What is the end result? Aligica and Tarko suggest it isn’t likely to be good:

"Dornbusch & Edwards (1992) review the earlier literature on populism and note that, in terms of economic policies, it “emphasizes growth and income redistribution and deemphasizes the risks of inflation and deficit finance, external constraints, and the reaction of economic agents to aggressive nonmarket policies” (p. 9). Acemoglu, Robinson & Torvik (2013) argue that the desire for populist redistribution determines voters to dismantle constitutional checks and balances on political power, voters effectively deciding to tolerate a certain amount of corruption in order to benefit from a certain amount of redistribution.

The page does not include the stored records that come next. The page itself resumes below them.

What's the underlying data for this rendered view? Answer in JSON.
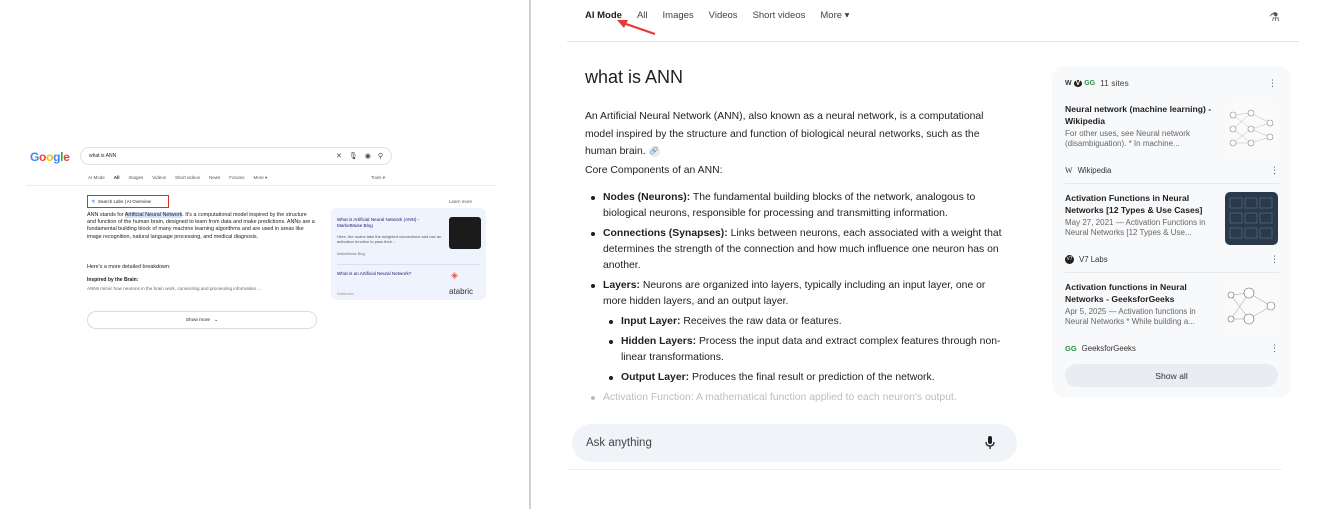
{
  "left": {
    "logo": [
      "G",
      "o",
      "o",
      "g",
      "l",
      "e"
    ],
    "search_value": "what is ANN",
    "tabs": [
      "AI Mode",
      "All",
      "Images",
      "Videos",
      "Short videos",
      "News",
      "Forums",
      "More ▾"
    ],
    "active_tab": "All",
    "tools": "Tools ▾",
    "labs_label": "Search Labs | AI Overview",
    "learn_more": "Learn more",
    "overview_before": "ANN stands for ",
    "overview_highlight": "Artificial Neural Network",
    "overview_after": ". It's a computational model inspired by the structure and function of the human brain, designed to learn from data and make predictions. ANNs are a fundamental building block of many machine learning algorithms and are used in areas like image recognition, natural language processing, and medical diagnosis.",
    "breakdown": "Here's a more detailed breakdown:",
    "inspired_title": "Inspired by the Brain:",
    "inspired_text": "ANNs mimic how neurons in the brain work, connecting and processing information ...",
    "card": {
      "title1": "What is Artificial Neural Network (ANN) - MarketMuse Blog",
      "desc1": "Here, the nodes take the weighted connections and use an activation function to pass their ...",
      "site1": "MarketMuse Blog",
      "title2": "What is an Artificial Neural Network?",
      "brand": "atabric",
      "site2": "Databricks"
    },
    "show_more": "Show more"
  },
  "right": {
    "tabs": [
      "AI Mode",
      "All",
      "Images",
      "Videos",
      "Short videos",
      "More ▾"
    ],
    "active_tab": "AI Mode",
    "title": "what is ANN",
    "intro": "An Artificial Neural Network (ANN), also known as a neural network, is a computational model inspired by the structure and function of biological neural networks, such as the human brain.",
    "core_heading": "Core Components of an ANN:",
    "items": [
      {
        "term": "Nodes (Neurons):",
        "text": " The fundamental building blocks of the network, analogous to biological neurons, responsible for processing and transmitting information."
      },
      {
        "term": "Connections (Synapses):",
        "text": " Links between neurons, each associated with a weight that determines the strength of the connection and how much influence one neuron has on another."
      },
      {
        "term": "Layers:",
        "text": " Neurons are organized into layers, typically including an input layer, one or more hidden layers, and an output layer."
      }
    ],
    "subitems": [
      {
        "term": "Input Layer:",
        "text": " Receives the raw data or features."
      },
      {
        "term": "Hidden Layers:",
        "text": " Process the input data and extract complex features through non-linear transformations."
      },
      {
        "term": "Output Layer:",
        "text": " Produces the final result or prediction of the network."
      }
    ],
    "faded": {
      "term": "Activation Function:",
      "text": " A mathematical function applied to each neuron's output."
    },
    "ask_placeholder": "Ask anything",
    "sources": {
      "count": "11 sites",
      "items": [
        {
          "title": "Neural network (machine learning) - Wikipedia",
          "desc": "For other uses, see Neural network (disambiguation). * In machine...",
          "site": "Wikipedia"
        },
        {
          "title": "Activation Functions in Neural Networks [12 Types & Use Cases]",
          "desc": "May 27, 2021 — Activation Functions in Neural Networks [12 Types & Use...",
          "site": "V7 Labs"
        },
        {
          "title": "Activation functions in Neural Networks - GeeksforGeeks",
          "desc": "Apr 5, 2025 — Activation functions in Neural Networks * While building a...",
          "site": "GeeksforGeeks"
        }
      ],
      "show_all": "Show all"
    }
  }
}
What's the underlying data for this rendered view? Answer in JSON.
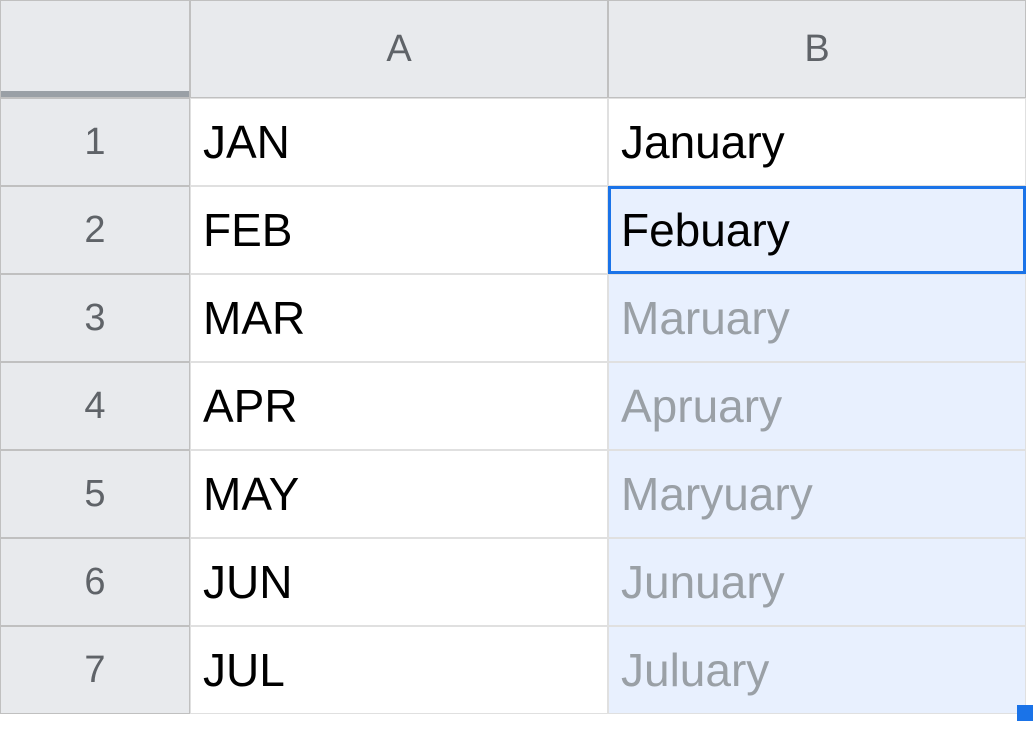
{
  "columns": [
    "A",
    "B"
  ],
  "rows": [
    "1",
    "2",
    "3",
    "4",
    "5",
    "6",
    "7"
  ],
  "data": {
    "A": [
      "JAN",
      "FEB",
      "MAR",
      "APR",
      "MAY",
      "JUN",
      "JUL"
    ],
    "B": [
      "January",
      "Febuary",
      "Maruary",
      "Apruary",
      "Maryuary",
      "Junuary",
      "Juluary"
    ]
  },
  "active_cell": "B2",
  "suggestion_range": {
    "start": "B3",
    "end": "B7"
  }
}
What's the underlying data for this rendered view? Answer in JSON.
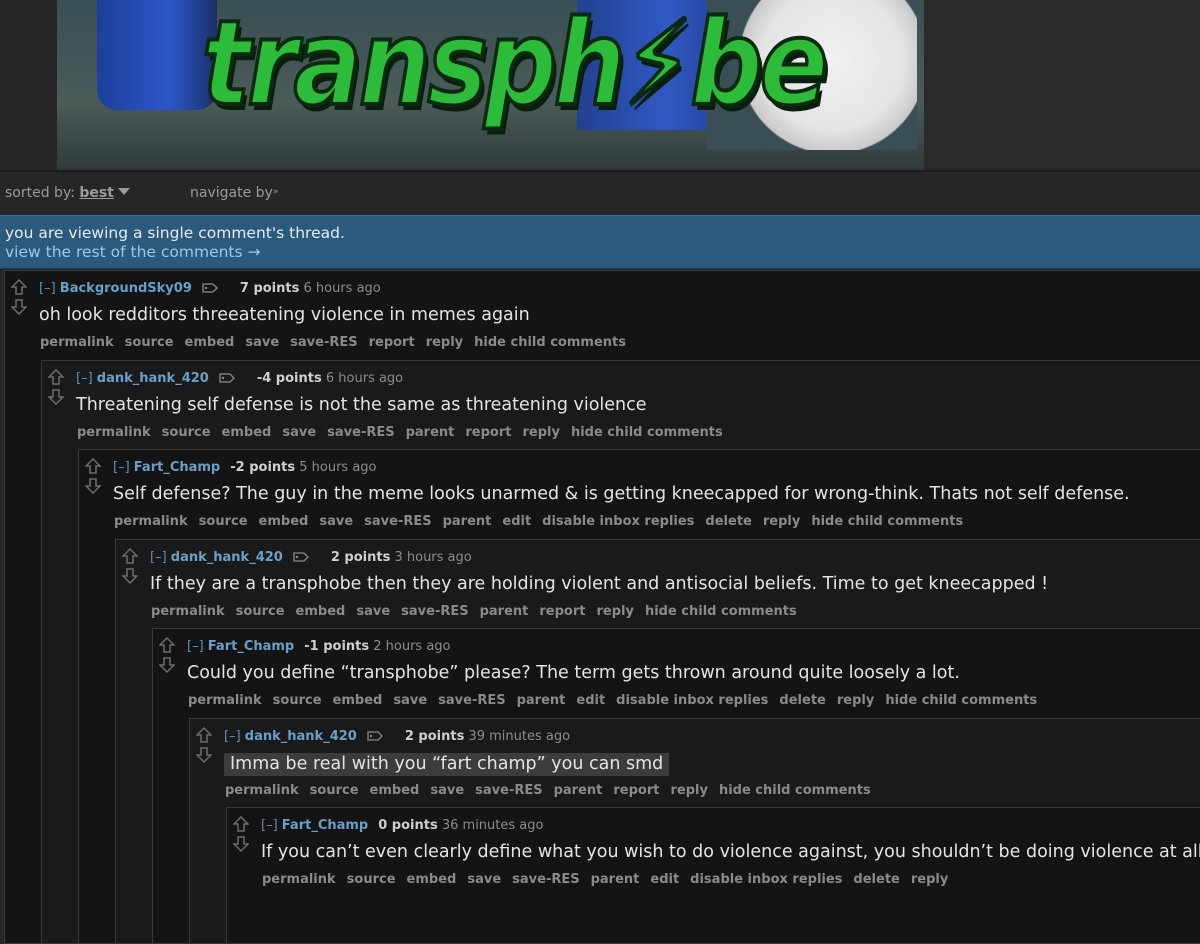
{
  "banner": {
    "meme_text": "transph⚡be"
  },
  "sort": {
    "label": "sorted by:",
    "value": "best",
    "navigate": "navigate by",
    "navigate_icon": "double-chevron-down"
  },
  "notice": {
    "line1": "you are viewing a single comment's thread.",
    "line2": "view the rest of the comments →"
  },
  "colors": {
    "background": "#262626",
    "comment_bg": "#141414",
    "notice_bg": "#2c5a7c",
    "author": "#6a9fc9",
    "link": "#9cc7e6"
  },
  "comments": [
    {
      "expand": "[–]",
      "author": "BackgroundSky09",
      "tag_icon": true,
      "score": "7 points",
      "time": "6 hours ago",
      "body": "oh look redditors threeatening violence in memes again",
      "buttons": [
        "permalink",
        "source",
        "embed",
        "save",
        "save-RES",
        "report",
        "reply",
        "hide child comments"
      ]
    },
    {
      "expand": "[–]",
      "author": "dank_hank_420",
      "tag_icon": true,
      "score": "-4 points",
      "time": "6 hours ago",
      "body": "Threatening self defense is not the same as threatening violence",
      "buttons": [
        "permalink",
        "source",
        "embed",
        "save",
        "save-RES",
        "parent",
        "report",
        "reply",
        "hide child comments"
      ]
    },
    {
      "expand": "[–]",
      "author": "Fart_Champ",
      "tag_icon": false,
      "score": "-2 points",
      "time": "5 hours ago",
      "body": "Self defense? The guy in the meme looks unarmed & is getting kneecapped for wrong-think. Thats not self defense.",
      "buttons": [
        "permalink",
        "source",
        "embed",
        "save",
        "save-RES",
        "parent",
        "edit",
        "disable inbox replies",
        "delete",
        "reply",
        "hide child comments"
      ]
    },
    {
      "expand": "[–]",
      "author": "dank_hank_420",
      "tag_icon": true,
      "score": "2 points",
      "time": "3 hours ago",
      "body": "If they are a transphobe then they are holding violent and antisocial beliefs. Time to get kneecapped !",
      "buttons": [
        "permalink",
        "source",
        "embed",
        "save",
        "save-RES",
        "parent",
        "report",
        "reply",
        "hide child comments"
      ]
    },
    {
      "expand": "[–]",
      "author": "Fart_Champ",
      "tag_icon": false,
      "score": "-1 points",
      "time": "2 hours ago",
      "body": "Could you define “transphobe” please? The term gets thrown around quite loosely a lot.",
      "buttons": [
        "permalink",
        "source",
        "embed",
        "save",
        "save-RES",
        "parent",
        "edit",
        "disable inbox replies",
        "delete",
        "reply",
        "hide child comments"
      ]
    },
    {
      "expand": "[–]",
      "author": "dank_hank_420",
      "tag_icon": true,
      "score": "2 points",
      "time": "39 minutes ago",
      "body": "Imma be real with you “fart champ” you can smd",
      "buttons": [
        "permalink",
        "source",
        "embed",
        "save",
        "save-RES",
        "parent",
        "report",
        "reply",
        "hide child comments"
      ]
    },
    {
      "expand": "[–]",
      "author": "Fart_Champ",
      "tag_icon": false,
      "score": "0 points",
      "time": "36 minutes ago",
      "body": "If you can’t even clearly define what you wish to do violence against, you shouldn’t be doing violence at all.",
      "buttons": [
        "permalink",
        "source",
        "embed",
        "save",
        "save-RES",
        "parent",
        "edit",
        "disable inbox replies",
        "delete",
        "reply"
      ]
    }
  ]
}
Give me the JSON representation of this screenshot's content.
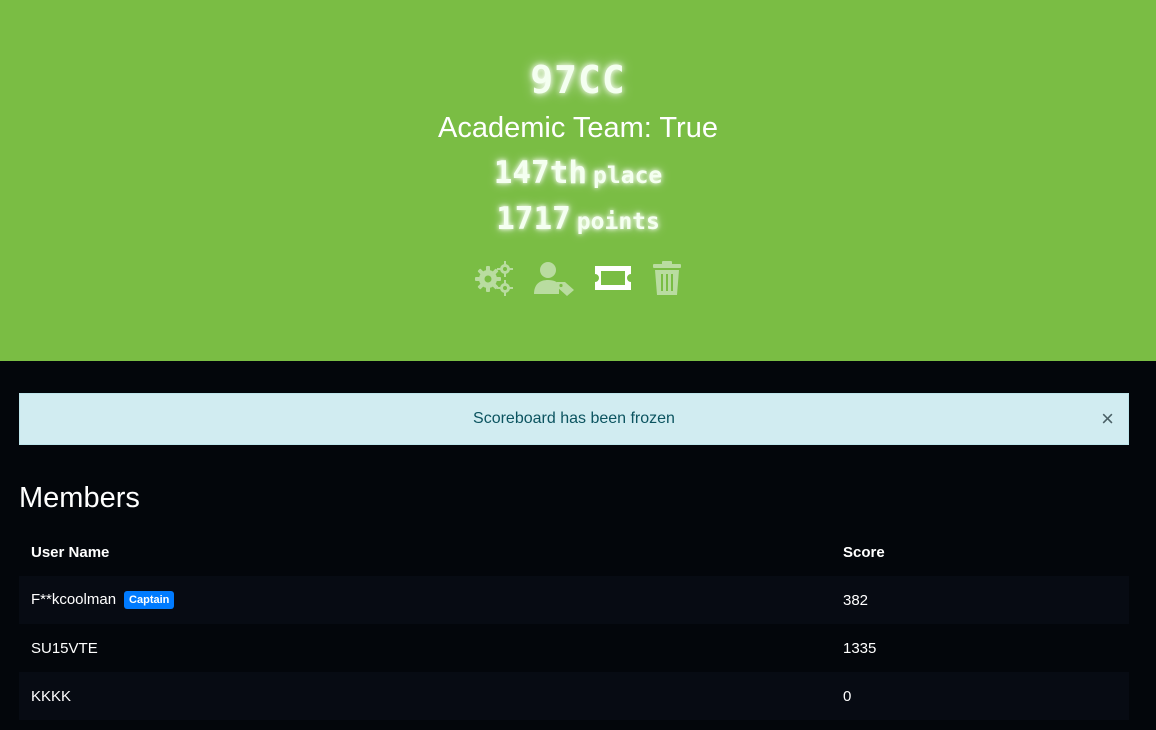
{
  "team": {
    "name": "97CC",
    "academic": "Academic Team: True",
    "place_value": "147th",
    "place_label": "place",
    "points_value": "1717",
    "points_label": "points"
  },
  "actions": [
    {
      "icon": "gears-icon"
    },
    {
      "icon": "user-tag-icon"
    },
    {
      "icon": "ticket-icon"
    },
    {
      "icon": "trash-icon"
    }
  ],
  "alert": {
    "message": "Scoreboard has been frozen",
    "close": "×"
  },
  "members": {
    "title": "Members",
    "columns": [
      "User Name",
      "Score"
    ],
    "rows": [
      {
        "name": "F**kcoolman",
        "badge": "Captain",
        "score": "382"
      },
      {
        "name": "SU15VTE",
        "score": "1335"
      },
      {
        "name": "KKKK",
        "score": "0"
      }
    ]
  },
  "colors": {
    "hero_bg": "#7abd44",
    "page_bg": "#03060b",
    "alert_bg": "#d1ecf1",
    "badge_bg": "#007bff"
  }
}
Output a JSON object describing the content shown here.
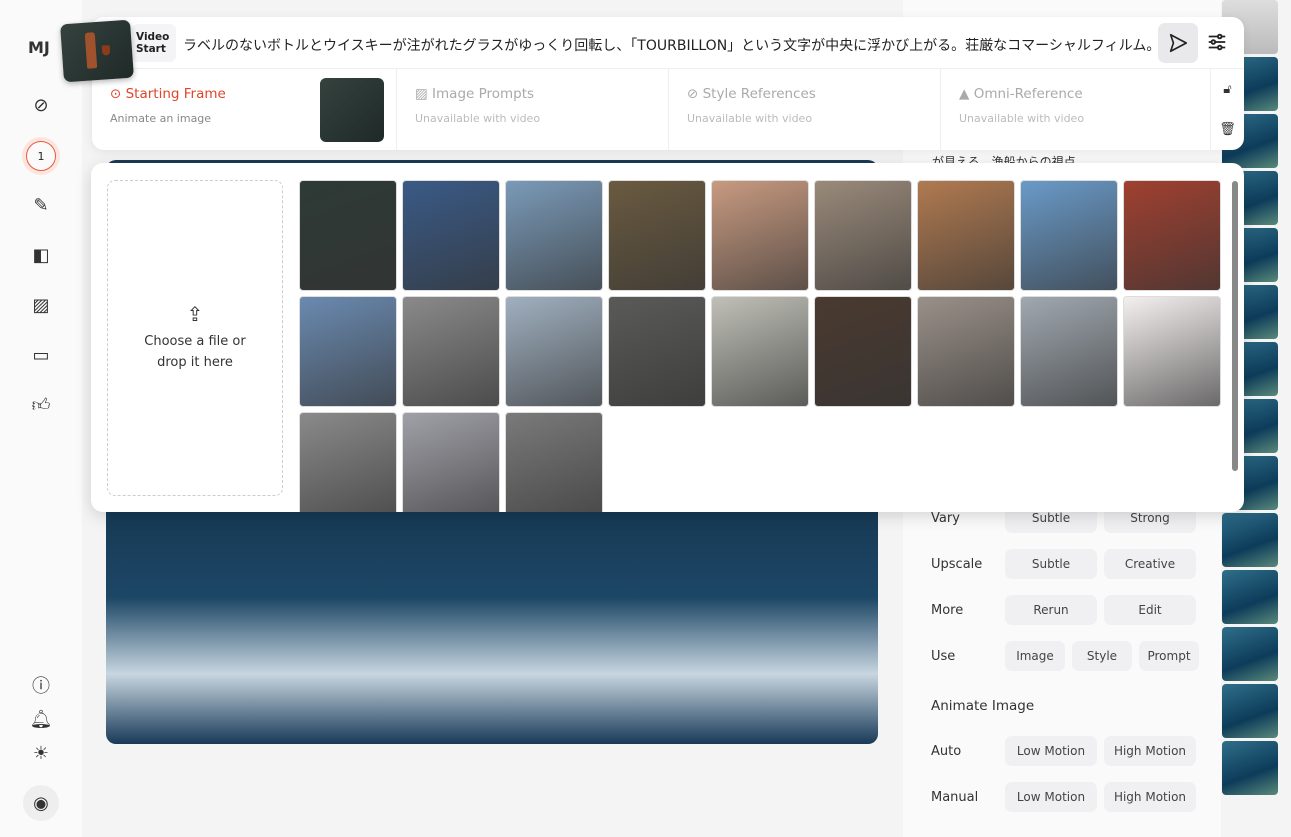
{
  "sidebar": {
    "logo": "MJ",
    "badge": "1",
    "icons": [
      "compass-icon",
      "edit-icon",
      "palette-icon",
      "image-icon",
      "chat-icon",
      "thumbs-up-icon"
    ],
    "bottom_icons": [
      "help-icon",
      "bell-icon",
      "sun-icon",
      "user-icon"
    ]
  },
  "prompt_bar": {
    "mode_label_1": "Video",
    "mode_label_2": "Start",
    "prompt": "ラベルのないボトルとウイスキーが注がれたグラスがゆっくり回転し、「TOURBILLON」という文字が中央に浮かび上がる。荘厳なコマーシャルフィルム。"
  },
  "tabs": [
    {
      "label": "Starting Frame",
      "sub": "Animate an image",
      "icon": "play-circle-icon"
    },
    {
      "label": "Image Prompts",
      "sub": "Unavailable with video",
      "icon": "image-icon"
    },
    {
      "label": "Style References",
      "sub": "Unavailable with video",
      "icon": "paperclip-icon"
    },
    {
      "label": "Omni-Reference",
      "sub": "Unavailable with video",
      "icon": "person-icon"
    }
  ],
  "peek_text": "が見える、漁船からの視点",
  "upload": {
    "line1": "Choose a file or",
    "line2": "drop it here"
  },
  "thumbnails": [
    "#2e3a36",
    "#3a5a86",
    "#7a9ab8",
    "#6a5a40",
    "#c89a80",
    "#9a8a7a",
    "#b07a50",
    "#6a9ac8",
    "#a04030",
    "#6a8ab0",
    "#8a8a8a",
    "#a0b0c0",
    "#5a5a58",
    "#c0c0b8",
    "#4a3a30",
    "#9a9088",
    "#a0a8b0",
    "#f5f0f0",
    "#8a8a8a",
    "#a0a0a8",
    "#7a7a7a"
  ],
  "actions": {
    "vary": {
      "label": "Vary",
      "buttons": [
        "Subtle",
        "Strong"
      ]
    },
    "upscale": {
      "label": "Upscale",
      "buttons": [
        "Subtle",
        "Creative"
      ]
    },
    "more": {
      "label": "More",
      "buttons": [
        "Rerun",
        "Edit"
      ]
    },
    "use": {
      "label": "Use",
      "buttons": [
        "Image",
        "Style",
        "Prompt"
      ]
    },
    "animate_title": "Animate Image",
    "auto": {
      "label": "Auto",
      "buttons": [
        "Low Motion",
        "High Motion"
      ]
    },
    "manual": {
      "label": "Manual",
      "buttons": [
        "Low Motion",
        "High Motion"
      ]
    }
  }
}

Dornbusch & Edwards (1992) also note that populist policies unavoidably end up in failure over the long term due to their inherent macroeconomic unsoundness and unsustainability of their policies (see also Buchanan & Wagner 1977)."

In other words, populism offers voters a “free lunch.” People like free lunches, so populist rhetoric and policies are inherently appealing to the political class. The problem is, there’s no such thing as a “free lunch.” Indeed, as one of us explained in a short book, The Pathology of Privilege, government favoritism comes with tremendous costs.